Horny and Hormonal by Nick Luxmoore describes and explains young people’s many anxieties about sex and sexuality and suggests ways of working supportively to diminish those anxieties. I asked Nick, a school counsellor, trainer, supervisor and UKCP registered psychotherapist, a few questions to give a bit of an insight into the book and what you might get out of reading it.
The book is aimed at counsellors and psychotherapists, teachers, teaching assistants, learning mentors, youth workers and social workers and can be bought via Amazon or Jessica Kingsley Publishing (where you’ll get a 10% discount if you quote Y16)
How did you come up with this idea?
I wrote a long piece about girls being expected to be all things to all people, and as part of that, I found myself inevitably writing about sex and sexuality. Also, for 12 years I’d been running sex education in a school and co-running a health clinic for young people, so I wanted to write something about that to help other professionals understand the sort of things that young people worry and talk about. Then I started to realise that there’s relatively little written about counselling and sex and nothing about young people, counselling and sex. So by now the book was beginning to form….
What problem is this book solving?
Most young people won’t talk about sex unless they’re asked and most adults are too anxious to ask. This book opens up the subject as something underpinning everything. It gives adults more confidence to anticipate and understand young people’s inevitable anxieties.
What is the most important lesson people will learn from reading this book?
That sexuality is everywhere and, denied, will simply emerge in unfortunate ways; that most young people would love to talk about their anxieties if only they could find someone suitably understanding and unafraid.
What was the hardest thing about developing the content?
It’s always hard weaving the theory in with the stories. And it’s also hard imagining what other professional know and don’t know; judging how didactic to be without patronising anyone.
How do you imagine the book being used?
I hope it will give professionals confidence and permission to be more proactive, daring to ask rather than just hoping to be told.
What did you learn whilst you were writing it?
I learned that sexuality is such a slippery subject (as it were!), encompassing everything and going off in every direction, making it hard to pin down and write about.
What are you most pleased with?
I’ve tried to weave together real-life stories with appropriate theory. Theory is so important, but the challenge is to present it accessibly. I think I’m good at doing this, and then, if I can tell the stories with honesty and compassion and sometimes humour, then I’ll have done a good job. I think the book is a combination of all these things and I’m proud of that. I think most young people would say, “Yeah, that’s what it’s like!”
How did you decide which topics needed to be covered?
I never plan out a book in advance. I start writing free-standing pieces and then see if they cohere. And what I write comes directly out of my day-to-day work with young people, comes from what I’m feeling strongly about, or suddenly realising, or getting stuck with. For years I’ve always had caseloads of about 50 young people which means that a huge range of issues are always coming up.
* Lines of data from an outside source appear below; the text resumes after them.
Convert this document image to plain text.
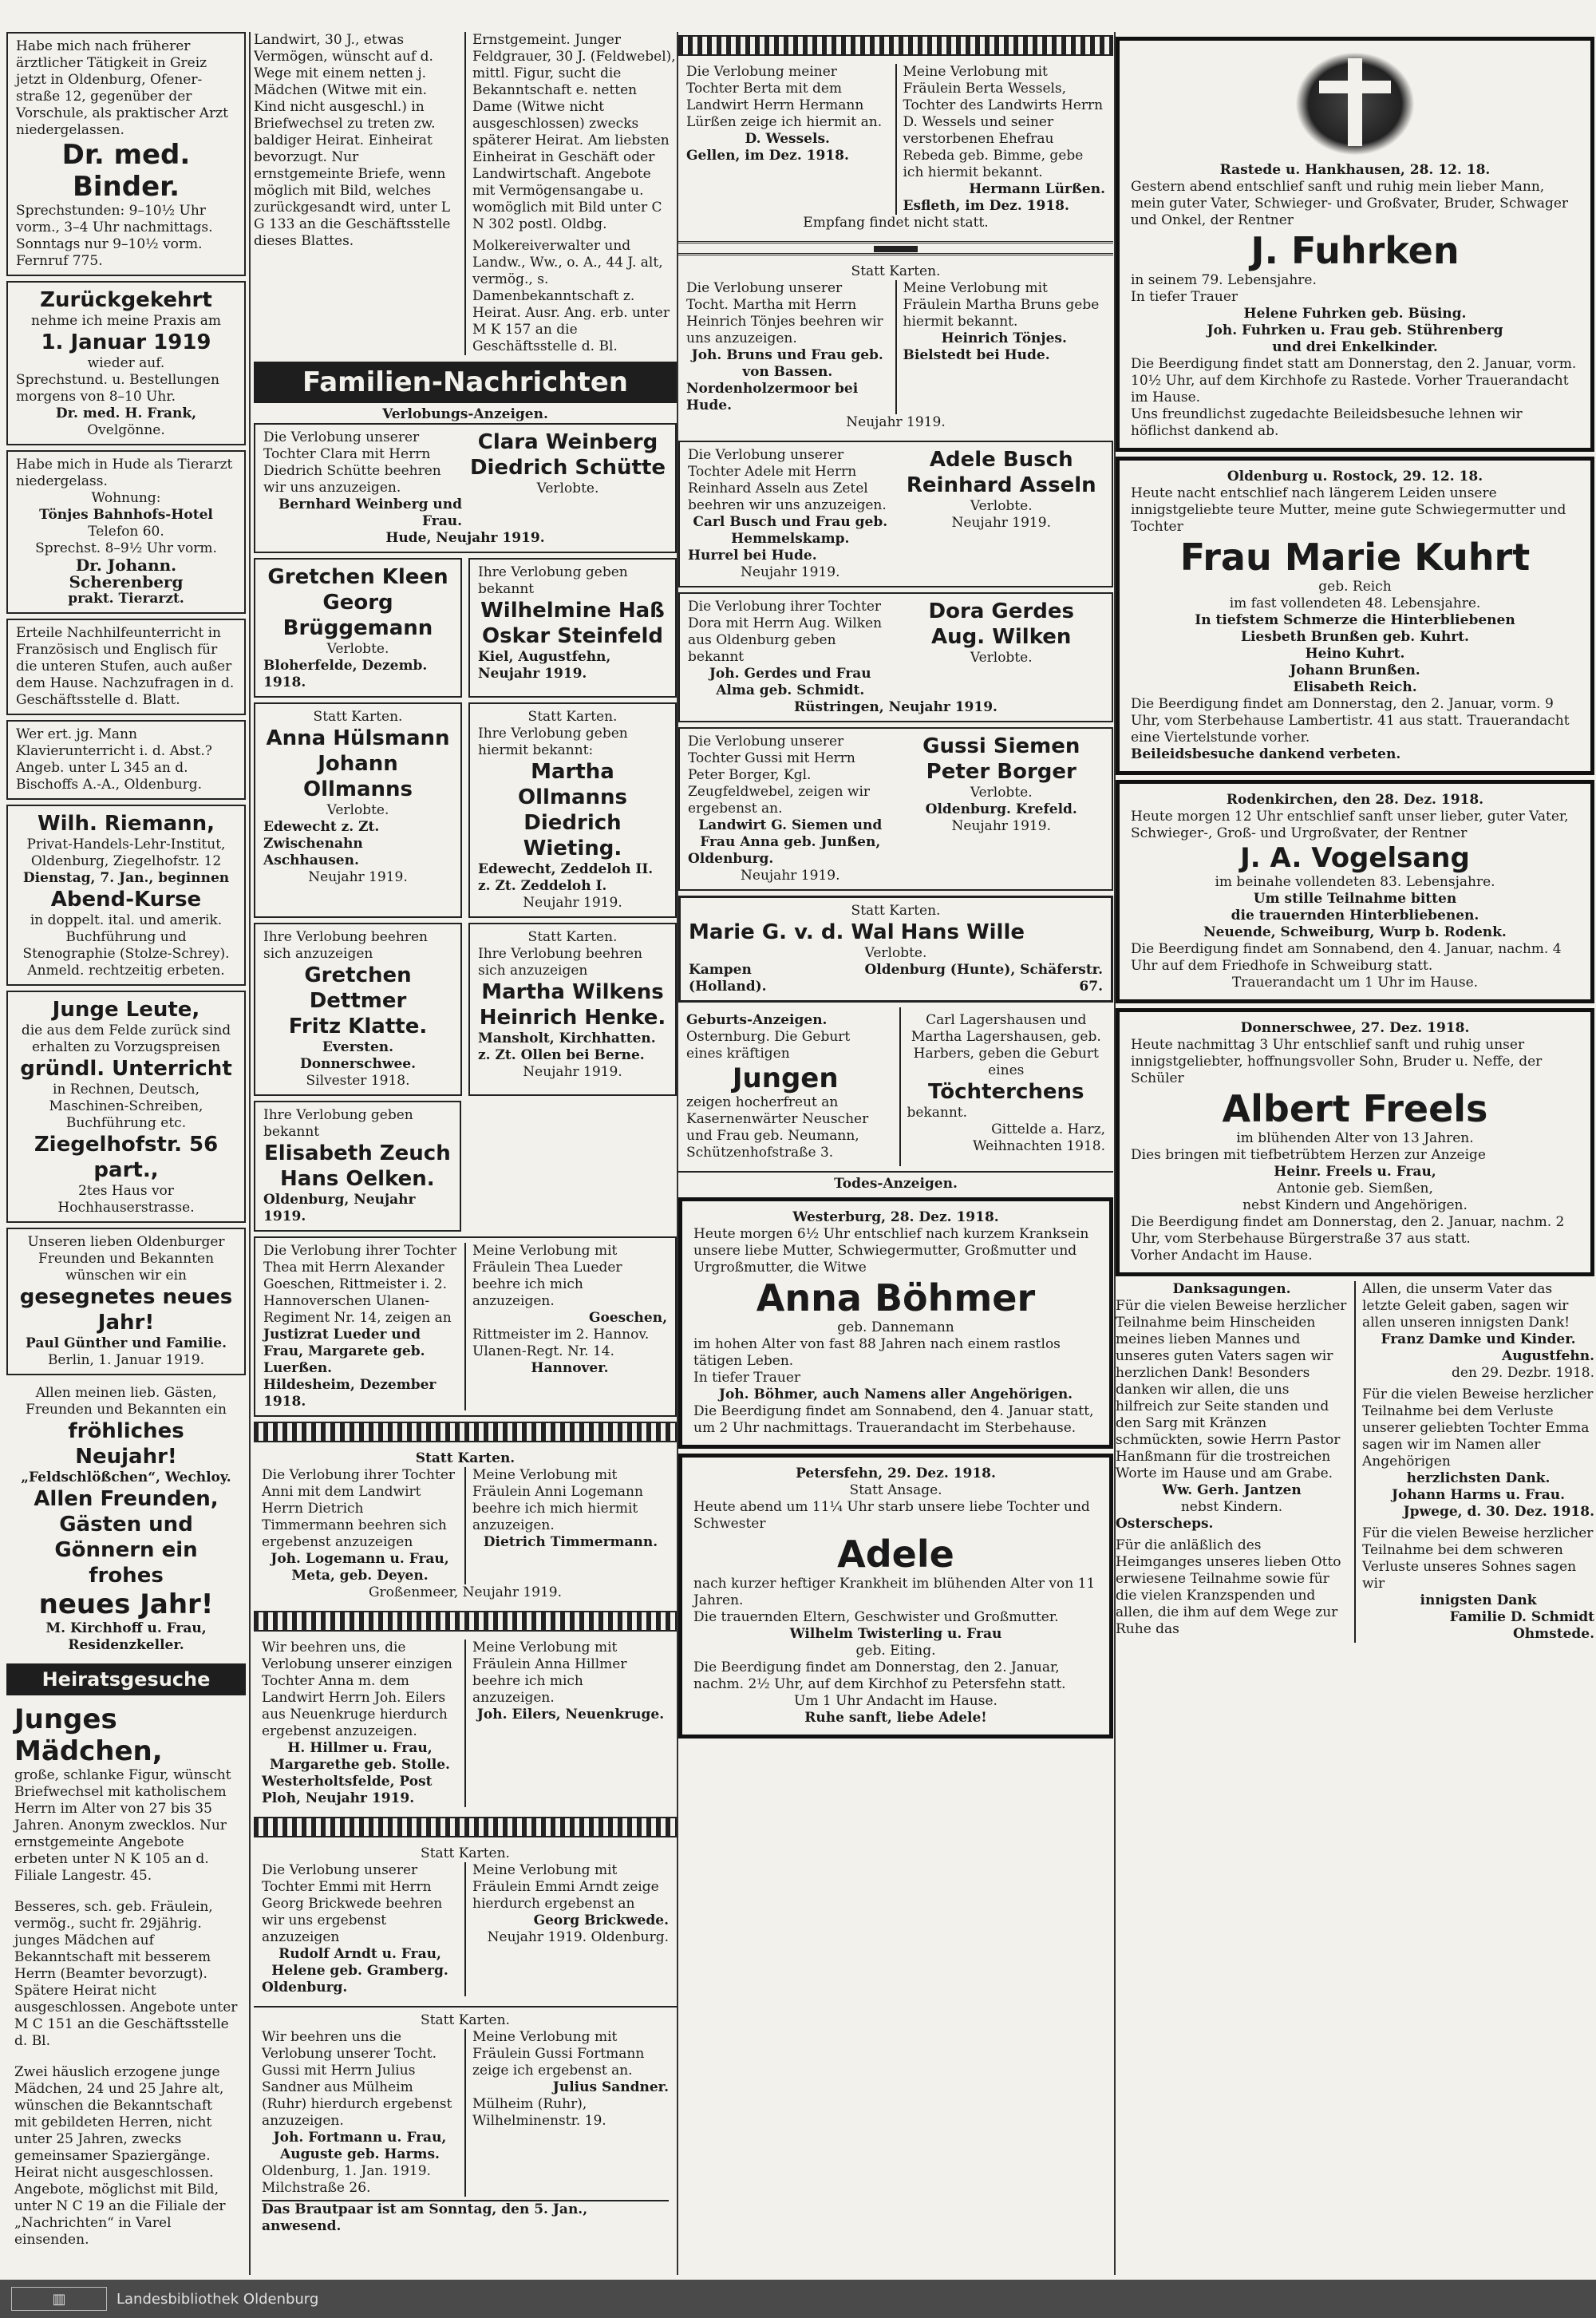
Habe mich nach früherer ärztlicher Tätigkeit in Greiz jetzt in Oldenburg, Ofener-straße 12, gegenüber der Vorschule, als praktischer Arzt niedergelassen.
Dr. med. Binder.
Sprechstunden: 9–10½ Uhr vorm., 3–4 Uhr nachmittags. Sonntags nur 9–10½ vorm. Fernruf 775.
Zurückgekehrt
nehme ich meine Praxis am
1. Januar 1919
wieder auf.
Sprechstund. u. Bestellungen morgens von 8–10 Uhr.
Dr. med. H. Frank,
Ovelgönne.
Habe mich in Hude als Tierarzt niedergelass.
Wohnung:
Tönjes Bahnhofs-Hotel
Telefon 60.
Sprechst. 8–9½ Uhr vorm.
Dr. Johann. Scherenberg
prakt. Tierarzt.
Erteile Nachhilfeunterricht in Französisch und Englisch für die unteren Stufen, auch außer dem Hause. Nachzufragen in d. Geschäftsstelle d. Blatt.
Wer ert. jg. Mann Klavierunterricht i. d. Abst.? Angeb. unter L 345 an d. Bischoffs A.-A., Oldenburg.
Wilh. Riemann,
Privat-Handels-Lehr-Institut, Oldenburg, Ziegelhofstr. 12
Dienstag, 7. Jan., beginnen
Abend-Kurse
in doppelt. ital. und amerik. Buchführung und
Stenographie (Stolze-Schrey). Anmeld. rechtzeitig erbeten.
Junge Leute,
die aus dem Felde zurück sind erhalten zu Vorzugspreisen
gründl. Unterricht
in Rechnen, Deutsch, Maschinen-Schreiben, Buchführung etc.
Ziegelhofstr. 56 part.,
2tes Haus vor Hochhauserstrasse.
Unseren lieben Oldenburger Freunden und Bekannten wünschen wir ein
gesegnetes neues Jahr!
Paul Günther und Familie.
Berlin, 1. Januar 1919.
Allen meinen lieb. Gästen, Freunden und Bekannten ein
fröhliches Neujahr!
„Feldschlößchen“, Wechloy.
Allen Freunden, Gästen und Gönnern ein frohes
neues Jahr!
M. Kirchhoff u. Frau, Residenzkeller.
Heiratsgesuche
Junges Mädchen,
große, schlanke Figur, wünscht Briefwechsel mit katholischem Herrn im Alter von 27 bis 35 Jahren. Anonym zwecklos. Nur ernstgemeinte Angebote erbeten unter N K 105 an d. Filiale Langestr. 45.
Besseres, sch. geb. Fräulein, vermög., sucht fr. 29jährig. junges Mädchen auf Bekanntschaft mit besserem Herrn (Beamter bevorzugt). Spätere Heirat nicht ausgeschlossen. Angebote unter M C 151 an die Geschäftsstelle d. Bl.
Zwei häuslich erzogene junge Mädchen, 24 und 25 Jahre alt, wünschen die Bekanntschaft mit gebildeten Herren, nicht unter 25 Jahren, zwecks gemeinsamer Spaziergänge. Heirat nicht ausgeschlossen. Angebote, möglichst mit Bild, unter N C 19 an die Filiale der „Nachrichten“ in Varel einsenden.
Landwirt, 30 J., etwas Vermögen, wünscht auf d. Wege mit einem netten j. Mädchen (Witwe mit ein. Kind nicht ausgeschl.) in Briefwechsel zu treten zw. baldiger Heirat. Einheirat bevorzugt. Nur ernstgemeinte Briefe, wenn möglich mit Bild, welches zurückgesandt wird, unter L G 133 an die Geschäftsstelle dieses Blattes.
Ernstgemeint. Junger Feldgrauer, 30 J. (Feldwebel), mittl. Figur, sucht die Bekanntschaft e. netten Dame (Witwe nicht ausgeschlossen) zwecks späterer Heirat. Am liebsten Einheirat in Geschäft oder Landwirtschaft. Angebote mit Vermögensangabe u. womöglich mit Bild unter C N 302 postl. Oldbg.
Molkereiverwalter und Landw., Ww., o. A., 44 J. alt, vermög., s. Damenbekanntschaft z. Heirat. Ausr. Ang. erb. unter M K 157 an die Geschäftsstelle d. Bl.
Familien-Nachrichten
Verlobungs-Anzeigen.
Die Verlobung unserer Tochter Clara mit Herrn Diedrich Schütte beehren wir uns anzuzeigen.
Bernhard Weinberg und Frau.
Clara Weinberg
Diedrich Schütte
Verlobte.
Hude, Neujahr 1919.
Gretchen Kleen
Georg Brüggemann
Verlobte.
Bloherfelde, Dezemb. 1918.
Ihre Verlobung geben bekannt
Wilhelmine Haß
Oskar Steinfeld
Kiel, Augustfehn, Neujahr 1919.
Statt Karten.
Anna Hülsmann
Johann Ollmanns
Verlobte.
Edewecht z. Zt. Zwischenahn Aschhausen.
Neujahr 1919.
Statt Karten.
Ihre Verlobung geben hiermit bekannt:
Martha Ollmanns
Diedrich Wieting.
Edewecht, Zeddeloh II. z. Zt. Zeddeloh I.
Neujahr 1919.
Ihre Verlobung beehren sich anzuzeigen
Gretchen Dettmer
Fritz Klatte.
Eversten. Donnerschwee.
Silvester 1918.
Statt Karten.
Ihre Verlobung beehren sich anzuzeigen
Martha Wilkens
Heinrich Henke.
Mansholt, Kirchhatten. z. Zt. Ollen bei Berne.
Neujahr 1919.
Ihre Verlobung geben bekannt
Elisabeth Zeuch
Hans Oelken.
Oldenburg, Neujahr 1919.
Die Verlobung ihrer Tochter Thea mit Herrn Alexander Goeschen, Rittmeister i. 2. Hannoverschen Ulanen-Regiment Nr. 14, zeigen an
Justizrat Lueder und Frau, Margarete geb. Luerßen.
Hildesheim, Dezember 1918.
Meine Verlobung mit Fräulein Thea Lueder beehre ich mich anzuzeigen.
Goeschen,
Rittmeister im 2. Hannov. Ulanen-Regt. Nr. 14.
Hannover.
Statt Karten.
Die Verlobung ihrer Tochter Anni mit dem Landwirt Herrn Dietrich Timmermann beehren sich ergebenst anzuzeigen
Joh. Logemann u. Frau, Meta, geb. Deyen.
Meine Verlobung mit Fräulein Anni Logemann beehre ich mich hiermit anzuzeigen.
Dietrich Timmermann.
Großenmeer, Neujahr 1919.
Wir beehren uns, die Verlobung unserer einzigen Tochter Anna m. dem Landwirt Herrn Joh. Eilers aus Neuenkruge hierdurch ergebenst anzuzeigen.
H. Hillmer u. Frau, Margarethe geb. Stolle.
Westerholtsfelde, Post Ploh, Neujahr 1919.
Meine Verlobung mit Fräulein Anna Hillmer beehre ich mich anzuzeigen.
Joh. Eilers, Neuenkruge.
Statt Karten.
Die Verlobung unserer Tochter Emmi mit Herrn Georg Brickwede beehren wir uns ergebenst anzuzeigen
Rudolf Arndt u. Frau, Helene geb. Gramberg.
Oldenburg.
Meine Verlobung mit Fräulein Emmi Arndt zeige hierdurch ergebenst an
Georg Brickwede.
Neujahr 1919. Oldenburg.
Statt Karten.
Wir beehren uns die Verlobung unserer Tocht. Gussi mit Herrn Julius Sandner aus Mülheim (Ruhr) hierdurch ergebenst anzuzeigen.
Joh. Fortmann u. Frau, Auguste geb. Harms.
Oldenburg, 1. Jan. 1919. Milchstraße 26.
Meine Verlobung mit Fräulein Gussi Fortmann zeige ich ergebenst an.
Julius Sandner.
Mülheim (Ruhr), Wilhelminenstr. 19.
Das Brautpaar ist am Sonntag, den 5. Jan., anwesend.
Die Verlobung meiner Tochter Berta mit dem Landwirt Herrn Hermann Lürßen zeige ich hiermit an.
D. Wessels.
Gellen, im Dez. 1918.
Meine Verlobung mit Fräulein Berta Wessels, Tochter des Landwirts Herrn D. Wessels und seiner verstorbenen Ehefrau Rebeda geb. Bimme, gebe ich hiermit bekannt.
Hermann Lürßen.
Esfleth, im Dez. 1918.
Empfang findet nicht statt.
Statt Karten.
Die Verlobung unserer Tocht. Martha mit Herrn Heinrich Tönjes beehren wir uns anzuzeigen.
Joh. Bruns und Frau geb. von Bassen.
Nordenholzermoor bei Hude.
Meine Verlobung mit Fräulein Martha Bruns gebe hiermit bekannt.
Heinrich Tönjes.
Bielstedt bei Hude.
Neujahr 1919.
Die Verlobung unserer Tochter Adele mit Herrn Reinhard Asseln aus Zetel beehren wir uns anzuzeigen.
Carl Busch und Frau geb. Hemmelskamp.
Hurrel bei Hude.
Neujahr 1919.
Adele Busch
Reinhard Asseln
Verlobte.
Neujahr 1919.
Die Verlobung ihrer Tochter Dora mit Herrn Aug. Wilken aus Oldenburg geben bekannt
Joh. Gerdes und Frau Alma geb. Schmidt.
Dora Gerdes
Aug. Wilken
Verlobte.
Rüstringen, Neujahr 1919.
Die Verlobung unserer Tochter Gussi mit Herrn Peter Borger, Kgl. Zeugfeldwebel, zeigen wir ergebenst an.
Landwirt G. Siemen und Frau Anna geb. Junßen,
Oldenburg.
Neujahr 1919.
Gussi Siemen
Peter Borger
Verlobte.
Oldenburg. Krefeld.
Neujahr 1919.
Statt Karten.
Marie G. v. d. Wal Hans Wille
Verlobte.
Kampen (Holland).
Oldenburg (Hunte), Schäferstr. 67.
Geburts-Anzeigen.
Osternburg. Die Geburt eines kräftigen
Jungen
zeigen hocherfreut an Kasernenwärter Neuscher und Frau geb. Neumann, Schützenhofstraße 3.
Carl Lagershausen und Martha Lagershausen, geb. Harbers, geben die Geburt eines
Töchterchens
bekannt.
Gittelde a. Harz, Weihnachten 1918.
Todes-Anzeigen.
Westerburg, 28. Dez. 1918.
Heute morgen 6½ Uhr entschlief nach kurzem Kranksein unsere liebe Mutter, Schwiegermutter, Großmutter und Urgroßmutter, die Witwe
Anna Böhmer
geb. Dannemann
im hohen Alter von fast 88 Jahren nach einem rastlos tätigen Leben.
In tiefer Trauer
Joh. Böhmer, auch Namens aller Angehörigen.
Die Beerdigung findet am Sonnabend, den 4. Januar statt, um 2 Uhr nachmittags. Trauerandacht im Sterbehause.
Petersfehn, 29. Dez. 1918.
Statt Ansage.
Heute abend um 11¼ Uhr starb unsere liebe Tochter und Schwester
Adele
nach kurzer heftiger Krankheit im blühenden Alter von 11 Jahren.
Die trauernden Eltern, Geschwister und Großmutter.
Wilhelm Twisterling u. Frau
geb. Eiting.
Die Beerdigung findet am Donnerstag, den 2. Januar, nachm. 2½ Uhr, auf dem Kirchhof zu Petersfehn statt.
Um 1 Uhr Andacht im Hause.
Ruhe sanft, liebe Adele!
Rastede u. Hankhausen, 28. 12. 18.
Gestern abend entschlief sanft und ruhig mein lieber Mann, mein guter Vater, Schwieger- und Großvater, Bruder, Schwager und Onkel, der Rentner
J. Fuhrken
in seinem 79. Lebensjahre.
In tiefer Trauer
Helene Fuhrken geb. Büsing.
Joh. Fuhrken u. Frau geb. Stührenberg
und drei Enkelkinder.
Die Beerdigung findet statt am Donnerstag, den 2. Januar, vorm. 10½ Uhr, auf dem Kirchhofe zu Rastede. Vorher Trauerandacht im Hause.
Uns freundlichst zugedachte Beileidsbesuche lehnen wir höflichst dankend ab.
Oldenburg u. Rostock, 29. 12. 18.
Heute nacht entschlief nach längerem Leiden unsere innigstgeliebte teure Mutter, meine gute Schwiegermutter und Tochter
Frau Marie Kuhrt
geb. Reich
im fast vollendeten 48. Lebensjahre.
In tiefstem Schmerze die Hinterbliebenen
Liesbeth Brunßen geb. Kuhrt.
Heino Kuhrt.
Johann Brunßen.
Elisabeth Reich.
Die Beerdigung findet am Donnerstag, den 2. Januar, vorm. 9 Uhr, vom Sterbehause Lambertistr. 41 aus statt. Trauerandacht eine Viertelstunde vorher.
Beileidsbesuche dankend verbeten.
Rodenkirchen, den 28. Dez. 1918.
Heute morgen 12 Uhr entschlief sanft unser lieber, guter Vater, Schwieger-, Groß- und Urgroßvater, der Rentner
J. A. Vogelsang
im beinahe vollendeten 83. Lebensjahre.
Um stille Teilnahme bitten
die trauernden Hinterbliebenen.
Neuende, Schweiburg, Wurp b. Rodenk.
Die Beerdigung findet am Sonnabend, den 4. Januar, nachm. 4 Uhr auf dem Friedhofe in Schweiburg statt.
Trauerandacht um 1 Uhr im Hause.
Donnerschwee, 27. Dez. 1918.
Heute nachmittag 3 Uhr entschlief sanft und ruhig unser innigstgeliebter, hoffnungsvoller Sohn, Bruder u. Neffe, der Schüler
Albert Freels
im blühenden Alter von 13 Jahren.
Dies bringen mit tiefbetrübtem Herzen zur Anzeige
Heinr. Freels u. Frau,
Antonie geb. Siemßen,
nebst Kindern und Angehörigen.
Die Beerdigung findet am Donnerstag, den 2. Januar, nachm. 2 Uhr, vom Sterbehause Bürgerstraße 37 aus statt.
Vorher Andacht im Hause.
Danksagungen.
Für die vielen Beweise herzlicher Teilnahme beim Hinscheiden meines lieben Mannes und unseres guten Vaters sagen wir herzlichen Dank! Besonders danken wir allen, die uns hilfreich zur Seite standen und den Sarg mit Kränzen schmückten, sowie Herrn Pastor Hanßmann für die trostreichen Worte im Hause und am Grabe.
Ww. Gerh. Jantzen
nebst Kindern.
Osterscheps.
Für die anläßlich des Heimganges unseres lieben Otto erwiesene Teilnahme sowie für die vielen Kranzspenden und allen, die ihm auf dem Wege zur Ruhe das
Allen, die unserm Vater das letzte Geleit gaben, sagen wir allen unseren innigsten Dank!
Franz Damke und Kinder.
Augustfehn.
den 29. Dezbr. 1918.
Für die vielen Beweise herzlicher Teilnahme bei dem Verluste unserer geliebten Tochter Emma sagen wir im Namen aller Angehörigen
herzlichsten Dank.
Johann Harms u. Frau.
Jpwege, d. 30. Dez. 1918.
Für die vielen Beweise herzlicher Teilnahme bei dem schweren Verluste unseres Sohnes sagen wir
innigsten Dank
Familie D. Schmidt
Ohmstede.
▥	Landesbibliothek Oldenburg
Did you road test the content? How?
For the last couple of years I’ve been reading bits as part of training sessions, mainly to see whether they resonate with other professionals and make sense. Reading stuff aloud also helps you to hear the grammatical and verbal glitches.
The cover looks like a sex shop window! What do you think of it?
It does look like a sex shop window! I like it because it’s bold, not apologetic. I suggested black and the designers came up with this cover. If it suggests something pornographic, well, that’s appropriate, given how much porn young people watch, partly in their attempts to get information about sex and partly for the traditional reasons!
Tell us a story!
When I was a youth worker, I remember clearing up after a rock concert late one night. All the young people had left, going off into the night in their various combinations. Suddenly the door banged open and, rather touchingly, a boy hurried back into the youth centre, flushed and anxiously clutching in his hand a freshly filled, warm condom, wanting me to check that there weren’t any holes in it!
What do you do when you’re not writing?
I supervise lots of counsellors who work with young people and I run lots of training for professionals working with young people. Other than that, I agonise about Newcastle United, stroke the cat, watch violent box sets, go to cricket and rugby matches, buy CDs, visit my daughters and feel tired. I don’t do anything worthy!
I’ve started writing a book of supervision stories. (I run three supervision groups for school staff and continue to supervise lots of counsellors who work with young people.) There are plenty of books already about theories of supervision, so my book isn’t another one. But I think we’re always curious about what actually goes on in other people’s supervision sessions. What gets talked about? What sort of things does the supervisor say? How personal does it get? What’s the supervisor really thinking? What goes wrong? I’m also aware of certain clinical themes recurring in supervision and I want to highlight these because I think they shed light on how best to work with young people. Of course, whether this book will ever be published is another matter. I’ve got to write it first and see!